On 2 July 2021, a number of managed service providers (MSPs) and their customers became victims of a ransomware attack perpetrated by the REvil group, causing widespread downtime for over 1,000 companies.

Company 
Kaseya Limited is an American software company founded in 2001. It develops software for managing networks, systems, and information technology infrastructure. Owned by Insight Partners, Kaseya is headquartered in Miami, Florida with branch locations across the US, Europe, and Asia Pacific. Since its founding in 2000, it has acquired 13 companies, which have in most cases continued to operate as their own brands (under the "a Kaseya company" tagline), including Unitrends.

Timeline and impact 
Researchers of the Dutch Institute for Vulnerability Disclosure identified the first vulnerabilities in the software on April 1. They warned Kaseya and worked together with company experts to solve four of the seven reported vulnerabilities. Despite the efforts, Kaseya could not patch all the bugs in time.
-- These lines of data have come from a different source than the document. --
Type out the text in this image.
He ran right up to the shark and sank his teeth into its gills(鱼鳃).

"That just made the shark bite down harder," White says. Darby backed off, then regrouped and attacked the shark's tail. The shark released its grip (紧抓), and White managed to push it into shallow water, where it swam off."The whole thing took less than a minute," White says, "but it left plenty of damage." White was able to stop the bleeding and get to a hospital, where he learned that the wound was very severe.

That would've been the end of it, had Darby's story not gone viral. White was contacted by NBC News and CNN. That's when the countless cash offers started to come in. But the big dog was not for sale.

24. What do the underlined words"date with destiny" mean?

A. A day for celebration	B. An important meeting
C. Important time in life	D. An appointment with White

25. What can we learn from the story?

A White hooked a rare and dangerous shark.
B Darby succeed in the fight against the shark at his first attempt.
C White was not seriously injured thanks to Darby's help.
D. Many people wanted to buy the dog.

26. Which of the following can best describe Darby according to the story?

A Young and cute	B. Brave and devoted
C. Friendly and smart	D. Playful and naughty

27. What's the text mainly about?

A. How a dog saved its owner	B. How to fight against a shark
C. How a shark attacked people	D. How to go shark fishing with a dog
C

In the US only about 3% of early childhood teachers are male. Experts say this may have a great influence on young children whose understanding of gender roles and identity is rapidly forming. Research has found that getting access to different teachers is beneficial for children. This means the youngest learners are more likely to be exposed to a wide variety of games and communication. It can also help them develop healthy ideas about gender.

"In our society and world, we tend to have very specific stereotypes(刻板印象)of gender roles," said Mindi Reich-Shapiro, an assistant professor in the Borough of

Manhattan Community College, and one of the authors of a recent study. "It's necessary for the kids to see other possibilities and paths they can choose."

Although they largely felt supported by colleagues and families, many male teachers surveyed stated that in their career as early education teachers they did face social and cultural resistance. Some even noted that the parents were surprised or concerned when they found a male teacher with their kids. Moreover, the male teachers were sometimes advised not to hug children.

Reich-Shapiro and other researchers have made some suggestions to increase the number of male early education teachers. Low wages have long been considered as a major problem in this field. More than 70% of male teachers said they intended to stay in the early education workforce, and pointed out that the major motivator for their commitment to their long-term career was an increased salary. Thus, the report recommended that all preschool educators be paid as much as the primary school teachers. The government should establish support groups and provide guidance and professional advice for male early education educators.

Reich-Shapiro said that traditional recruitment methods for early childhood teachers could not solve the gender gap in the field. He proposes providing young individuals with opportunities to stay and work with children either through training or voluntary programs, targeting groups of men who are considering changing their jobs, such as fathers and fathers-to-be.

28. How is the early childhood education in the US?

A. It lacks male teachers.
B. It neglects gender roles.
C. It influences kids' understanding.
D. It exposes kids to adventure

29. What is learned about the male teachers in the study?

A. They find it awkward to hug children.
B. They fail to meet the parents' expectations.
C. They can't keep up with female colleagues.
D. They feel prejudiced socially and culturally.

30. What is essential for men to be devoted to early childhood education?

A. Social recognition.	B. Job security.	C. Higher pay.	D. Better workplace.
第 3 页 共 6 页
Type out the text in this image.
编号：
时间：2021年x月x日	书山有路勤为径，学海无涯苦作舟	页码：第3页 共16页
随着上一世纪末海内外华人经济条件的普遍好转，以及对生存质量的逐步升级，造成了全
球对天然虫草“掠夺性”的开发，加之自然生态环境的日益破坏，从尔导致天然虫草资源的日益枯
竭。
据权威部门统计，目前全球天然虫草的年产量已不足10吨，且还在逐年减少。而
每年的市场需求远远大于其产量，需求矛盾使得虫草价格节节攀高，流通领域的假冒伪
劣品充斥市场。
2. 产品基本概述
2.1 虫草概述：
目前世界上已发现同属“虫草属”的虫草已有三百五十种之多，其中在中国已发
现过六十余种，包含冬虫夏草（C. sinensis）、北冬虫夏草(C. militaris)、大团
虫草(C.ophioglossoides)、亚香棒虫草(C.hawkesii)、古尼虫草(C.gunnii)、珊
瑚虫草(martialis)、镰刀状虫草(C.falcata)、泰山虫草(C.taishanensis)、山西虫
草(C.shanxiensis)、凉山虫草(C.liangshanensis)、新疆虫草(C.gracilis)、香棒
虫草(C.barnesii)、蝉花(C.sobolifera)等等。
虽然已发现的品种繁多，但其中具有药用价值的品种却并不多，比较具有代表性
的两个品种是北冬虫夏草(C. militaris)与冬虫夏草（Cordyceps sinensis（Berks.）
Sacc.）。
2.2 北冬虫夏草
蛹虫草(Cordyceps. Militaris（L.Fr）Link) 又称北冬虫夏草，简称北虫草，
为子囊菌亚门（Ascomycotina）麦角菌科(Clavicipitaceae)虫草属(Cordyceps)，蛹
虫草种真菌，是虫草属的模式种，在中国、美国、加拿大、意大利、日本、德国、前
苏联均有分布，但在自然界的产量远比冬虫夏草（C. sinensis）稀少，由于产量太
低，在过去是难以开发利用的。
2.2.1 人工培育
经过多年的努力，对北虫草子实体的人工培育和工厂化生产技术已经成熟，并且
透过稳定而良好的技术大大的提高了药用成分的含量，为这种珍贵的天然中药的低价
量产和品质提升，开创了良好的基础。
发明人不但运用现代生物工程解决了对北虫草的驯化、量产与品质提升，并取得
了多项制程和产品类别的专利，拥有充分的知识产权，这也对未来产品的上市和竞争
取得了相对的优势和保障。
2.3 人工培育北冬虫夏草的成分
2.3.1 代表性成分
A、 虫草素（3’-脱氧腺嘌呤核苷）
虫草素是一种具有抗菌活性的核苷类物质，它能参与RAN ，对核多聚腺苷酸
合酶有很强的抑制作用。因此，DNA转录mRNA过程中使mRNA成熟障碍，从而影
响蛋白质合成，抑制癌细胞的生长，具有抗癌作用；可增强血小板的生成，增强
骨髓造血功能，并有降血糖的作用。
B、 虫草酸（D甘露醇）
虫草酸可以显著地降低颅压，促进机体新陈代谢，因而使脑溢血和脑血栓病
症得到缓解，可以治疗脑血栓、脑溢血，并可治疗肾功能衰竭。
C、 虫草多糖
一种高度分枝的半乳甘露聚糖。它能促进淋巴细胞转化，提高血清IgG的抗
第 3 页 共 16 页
The source of the outbreak was identified within hours to be VSA (Virtual System Administrator), a Remote monitoring and management software package developed by Kaseya. An authentication bypass vulnerability in the software allowed attackers to compromise VSA and distribute a malicious payload through hosts managed by the software, amplifying the reach of the attack. In response, the company shut down its VSA cloud and SaaS servers and issued a security advisory to any customers, including those with on-premises deployments of VSA.
 
Initial reports of companies affected by the incident include Norwegian financial software developer Visma, who manages some systems for Swedish supermarket chain Coop. The supermarket chain had to close down its 800 stores for almost a week, some in small villages without any other food shop. They did not pay ransom, but rebuilt their systems from scratch after waiting for an update from Kaseya.
 
The REvil ransomware gang officially took credit for the attack and claimed to have encrypted more than one million systems during the incident. They initially asked for a $70 million ransom payment to release a universal decryptor to unlock all affected systems. On July 5, Kaseya said that between 800 and 1,500 downstream businesses were impacted in the attack.

Marcus Hutchins criticized the assessment that the impact of the Kaseya attack was larger than WannaCry, citing difficulties in measuring the exact impact.
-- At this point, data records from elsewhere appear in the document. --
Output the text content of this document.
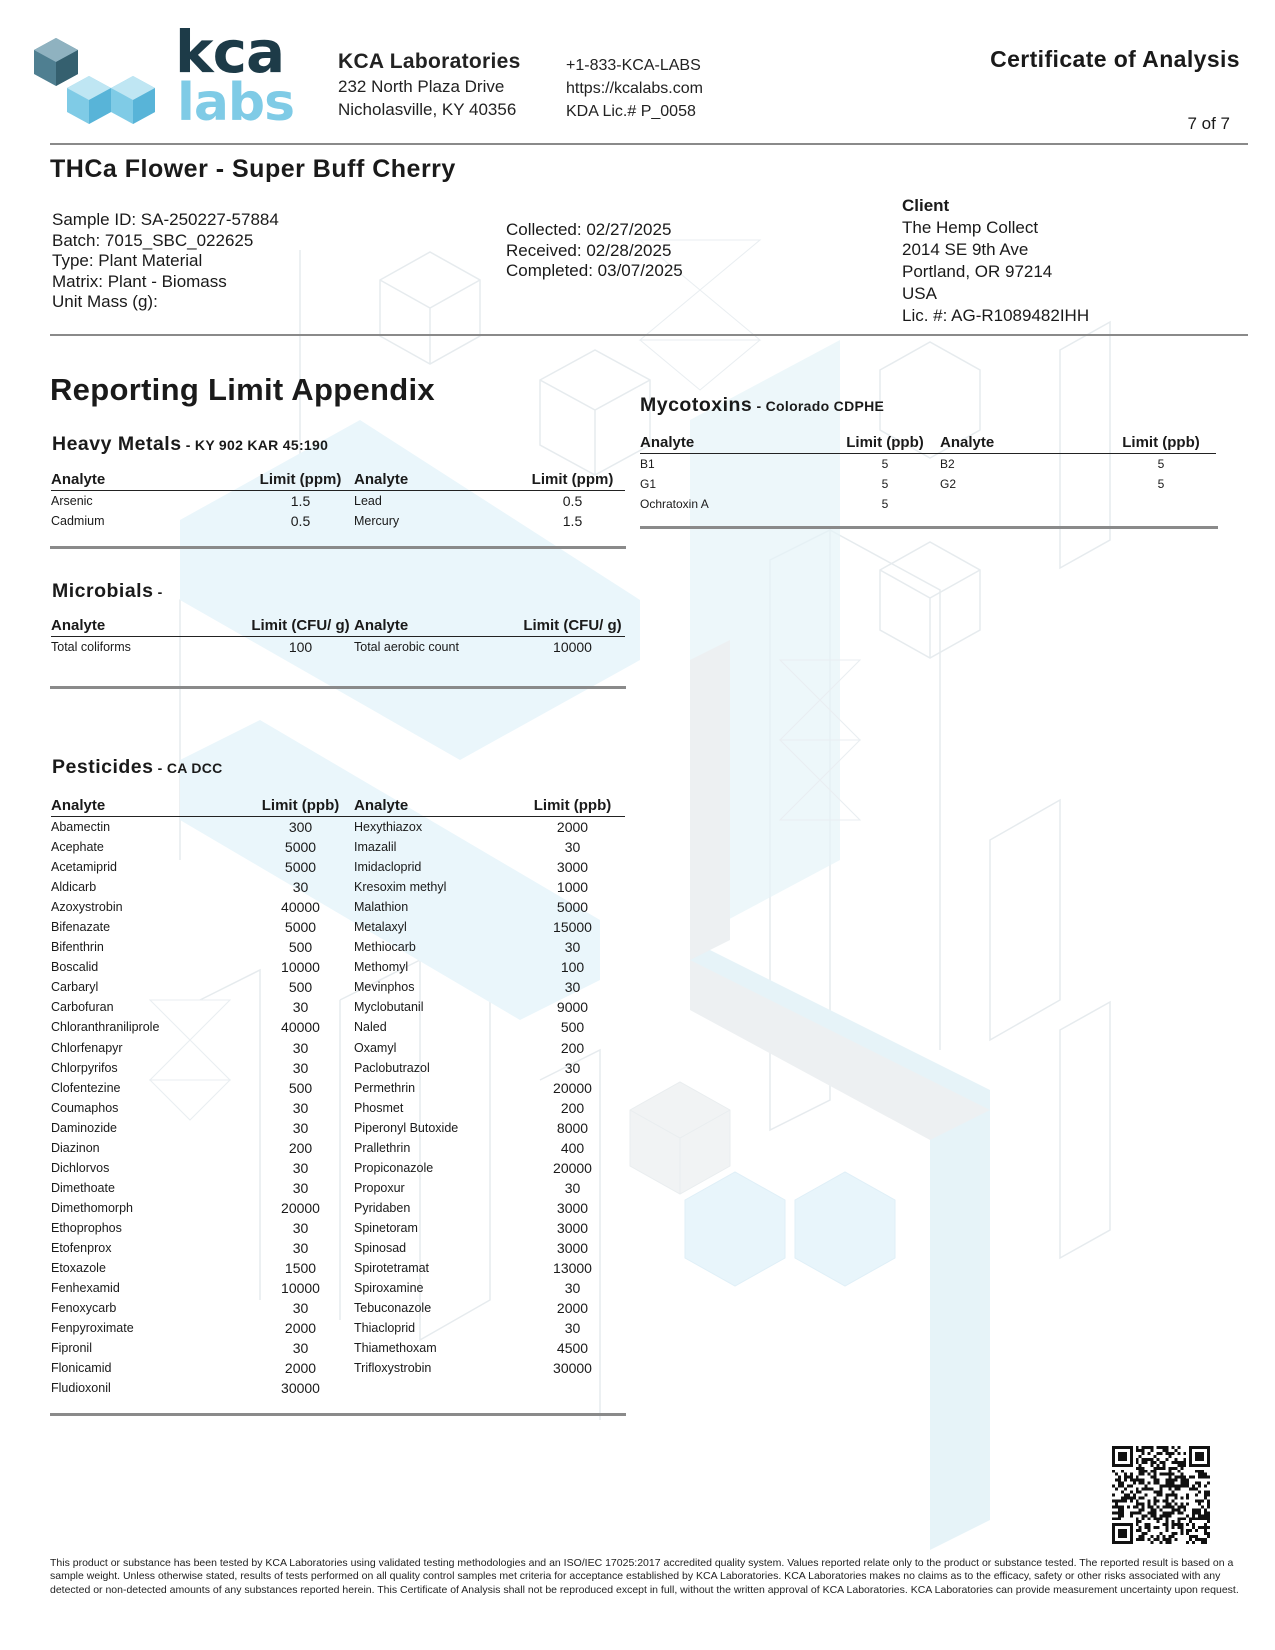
kca
labs
KCA Laboratories
232 North Plaza Drive
Nicholasville, KY 40356
+1-833-KCA-LABS
https://kcalabs.com
KDA Lic.# P_0058
Certificate of Analysis
7 of 7
THCa Flower - Super Buff Cherry
Sample ID: SA-250227-57884
Batch: 7015_SBC_022625
Type: Plant Material
Matrix: Plant - Biomass
Unit Mass (g):
Collected: 02/27/2025
Received: 02/28/2025
Completed: 03/07/2025
Client
The Hemp Collect
2014 SE 9th Ave
Portland, OR 97214
USA
Lic. #: AG-R1089482IHH
Reporting Limit Appendix
Heavy Metals - KY 902 KAR 45:190
Analyte	Limit (ppm)	Analyte	Limit (ppm)
Arsenic	1.5	Lead	0.5
Cadmium	0.5	Mercury	1.5
Microbials -
Analyte	Limit (CFU/ g)	Analyte	Limit (CFU/ g)
Total coliforms	100	Total aerobic count	10000
Pesticides - CA DCC
Analyte	Limit (ppb)	Analyte	Limit (ppb)
Abamectin	300	Hexythiazox	2000
Acephate	5000	Imazalil	30
Acetamiprid	5000	Imidacloprid	3000
Aldicarb	30	Kresoxim methyl	1000
Azoxystrobin	40000	Malathion	5000
Bifenazate	5000	Metalaxyl	15000
Bifenthrin	500	Methiocarb	30
Boscalid	10000	Methomyl	100
Carbaryl	500	Mevinphos	30
Carbofuran	30	Myclobutanil	9000
Chloranthraniliprole	40000	Naled	500
Chlorfenapyr	30	Oxamyl	200
Chlorpyrifos	30	Paclobutrazol	30
Clofentezine	500	Permethrin	20000
Coumaphos	30	Phosmet	200
Daminozide	30	Piperonyl Butoxide	8000
Diazinon	200	Prallethrin	400
Dichlorvos	30	Propiconazole	20000
Dimethoate	30	Propoxur	30
Dimethomorph	20000	Pyridaben	3000
Ethoprophos	30	Spinetoram	3000
Etofenprox	30	Spinosad	3000
Etoxazole	1500	Spirotetramat	13000
Fenhexamid	10000	Spiroxamine	30
Fenoxycarb	30	Tebuconazole	2000
Fenpyroximate	2000	Thiacloprid	30
Fipronil	30	Thiamethoxam	4500
Flonicamid	2000	Trifloxystrobin	30000
Fludioxonil	30000		
Mycotoxins - Colorado CDPHE
Analyte	Limit (ppb)	Analyte	Limit (ppb)
B1	5	B2	5
G1	5	G2	5
Ochratoxin A	5		
This product or substance has been tested by KCA Laboratories using validated testing methodologies and an ISO/IEC 17025:2017 accredited quality system. Values reported relate only to the product or substance tested. The reported result is based on a sample weight. Unless otherwise stated, results of tests performed on all quality control samples met criteria for acceptance established by KCA Laboratories. KCA Laboratories makes no claims as to the efficacy, safety or other risks associated with any detected or non-detected amounts of any substances reported herein. This Certificate of Analysis shall not be reproduced except in full, without the written approval of KCA Laboratories. KCA Laboratories can provide measurement uncertainty upon request.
After a 9 July 2021 phone call between United States president Joe Biden and Russian president Vladimir Putin, Biden told the press, "I made it very clear to him that the United States expects when a ransomware operation is coming from his soil even though it’s not sponsored by the state, we expect them to act if we give them enough information to act on who that is." Biden later added that the United States would take the group's servers down if Putin did not.
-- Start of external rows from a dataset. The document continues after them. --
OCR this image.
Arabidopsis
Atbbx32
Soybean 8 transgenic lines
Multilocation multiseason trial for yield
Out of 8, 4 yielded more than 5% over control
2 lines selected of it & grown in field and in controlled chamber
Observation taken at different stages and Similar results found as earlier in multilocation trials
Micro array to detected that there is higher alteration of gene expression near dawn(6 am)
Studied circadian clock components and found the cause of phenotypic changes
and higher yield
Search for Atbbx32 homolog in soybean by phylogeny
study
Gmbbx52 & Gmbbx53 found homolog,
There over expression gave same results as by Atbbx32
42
On 13 July 2021, REvil websites and other infrastructure vanished from the internet.

On 23 July 2021, Kaseya announced it had received a universal decryptor tool for the REvil-encrypted files from an unnamed "trusted third party" and was helping victims restore their files.

On 8 November 2021, the United States Department of Justice unsealed indictments against Ukrainian national Yaroslav Vasinskyi and Russian national Yevgeniy Polyanin. Vasinskyi was charged with conducting ransomware attacks against multiple victims including Kaseya, and was arrested in Poland on 8 October. Polyanin was charged with conducting ransomware attacks against multiple victims including Texas businesses and government entities.  The Department worked with the National Police of Ukraine for the charges, and also announced the seizure of $6.1 million tied to ransomware payments. If convicted on all charges, Vasinskyi faces a maximum penalty of 115 years in prison, and Polyanin 145 years in prison.